Het uitzicht over zee is weids, maar het is geen Panorama Mesdag. Want hier staat nu ook wellness-hotel Marina Beach, dertien verdiepingen. Vanuit bad kun je daar tot IJmuiden kijken. Maar de verkeersleiders hebben geen vrij zicht meer langs de kust. Dat is een groter probleem voor de radar die, als hij op de centrale zou komen, een dode hoek heeft.
Vlak voor de centrale staat nu een tijdelijke radar, maar die moet weg. Waarheen met de radar? Op het dak van het hotel? Te hoog; de radarbundel zou dan dan over het verkeer in de vaargeul en de havenmond heen ‘kijken’. Andere locaties: te ver, ongewenste reflecties. Eigenlijk is maar één plek geschikt: op het zuidelijke havenhoofd, pal aan de overkant. „Wie deze puzzel heeft opgelost, valt niet meer na te gaan”, zegt de havenmeester. „Daar moest óók een lichtbaken komen. Waarom zetten we dat nieuwe licht en de antenne dan niet samen op één mast?”

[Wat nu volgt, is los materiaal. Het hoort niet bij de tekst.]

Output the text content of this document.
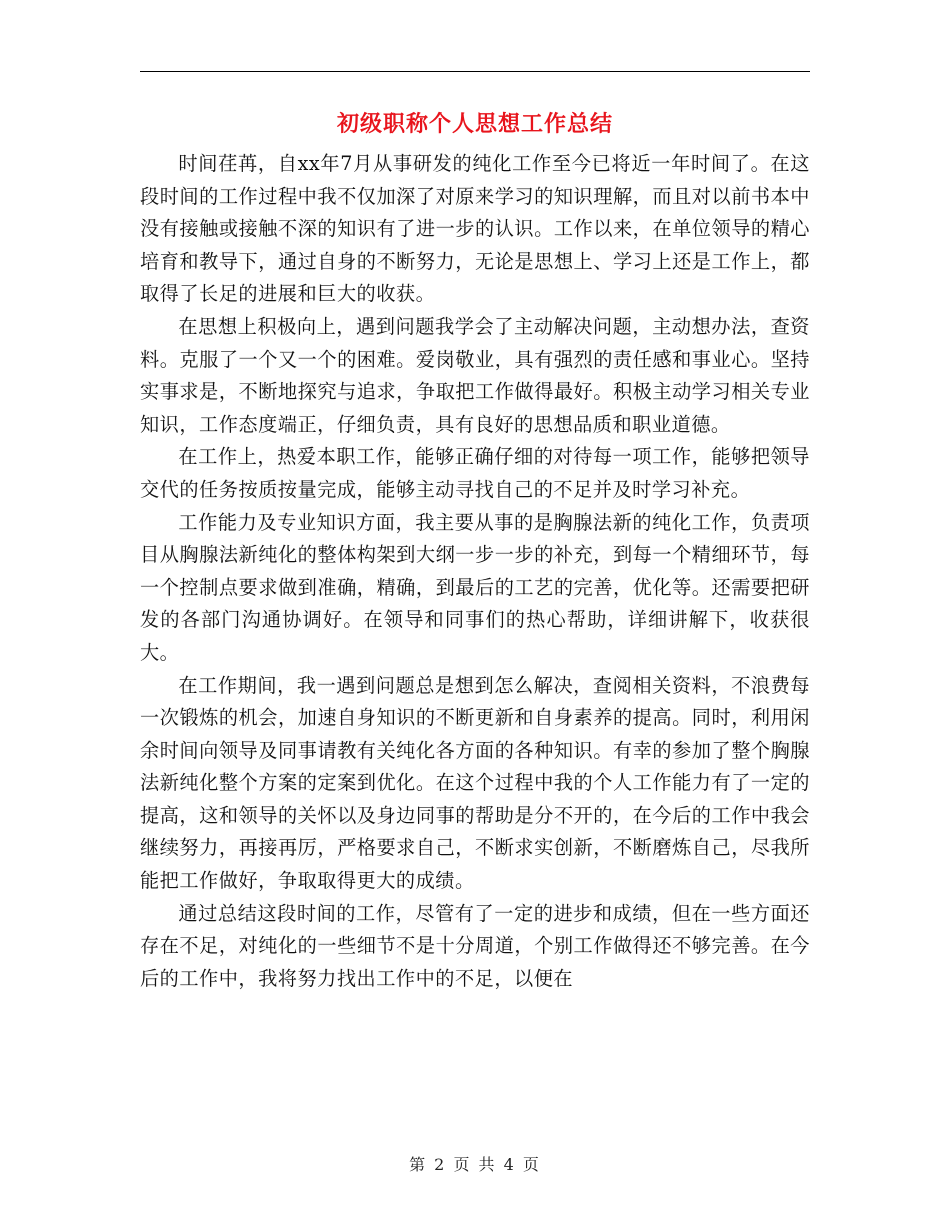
初级职称个人思想工作总结

时间荏苒，自xx年7月从事研发的纯化工作至今已将近一年时间了。在这段时间的工作过程中我不仅加深了对原来学习的知识理解，而且对以前书本中没有接触或接触不深的知识有了进一步的认识。工作以来，在单位领导的精心培育和教导下，通过自身的不断努力，无论是思想上、学习上还是工作上，都取得了长足的进展和巨大的收获。

在思想上积极向上，遇到问题我学会了主动解决问题，主动想办法，查资料。克服了一个又一个的困难。爱岗敬业，具有强烈的责任感和事业心。坚持实事求是，不断地探究与追求，争取把工作做得最好。积极主动学习相关专业知识，工作态度端正，仔细负责，具有良好的思想品质和职业道德。

在工作上，热爱本职工作，能够正确仔细的对待每一项工作，能够把领导交代的任务按质按量完成，能够主动寻找自己的不足并及时学习补充。

工作能力及专业知识方面，我主要从事的是胸腺法新的纯化工作，负责项目从胸腺法新纯化的整体构架到大纲一步一步的补充，到每一个精细环节，每一个控制点要求做到准确，精确，到最后的工艺的完善，优化等。还需要把研发的各部门沟通协调好。在领导和同事们的热心帮助，详细讲解下，收获很大。

在工作期间，我一遇到问题总是想到怎么解决，查阅相关资料，不浪费每一次锻炼的机会，加速自身知识的不断更新和自身素养的提高。同时，利用闲余时间向领导及同事请教有关纯化各方面的各种知识。有幸的参加了整个胸腺法新纯化整个方案的定案到优化。在这个过程中我的个人工作能力有了一定的提高，这和领导的关怀以及身边同事的帮助是分不开的，在今后的工作中我会继续努力，再接再厉，严格要求自己，不断求实创新，不断磨炼自己，尽我所能把工作做好，争取取得更大的成绩。

通过总结这段时间的工作，尽管有了一定的进步和成绩，但在一些方面还存在不足，对纯化的一些细节不是十分周道，个别工作做得还不够完善。在今后的工作中，我将努力找出工作中的不足，以便在

第 2 页 共 4 页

En de mast, die was er al. De oude radarmast, die nog op de gesloopte semafoor heeft gestaan, hoeft niet naar de schroot, maar wordt nu gezandstraald en lichtgrijs gespoten. De fundering is gestort, in juli schijnt aan de overkant het nieuwe licht en draait op 27 meter boven NAP de nieuwe antenne. Noem het een compromis, een geniale inval, of noem het gewoon logisch.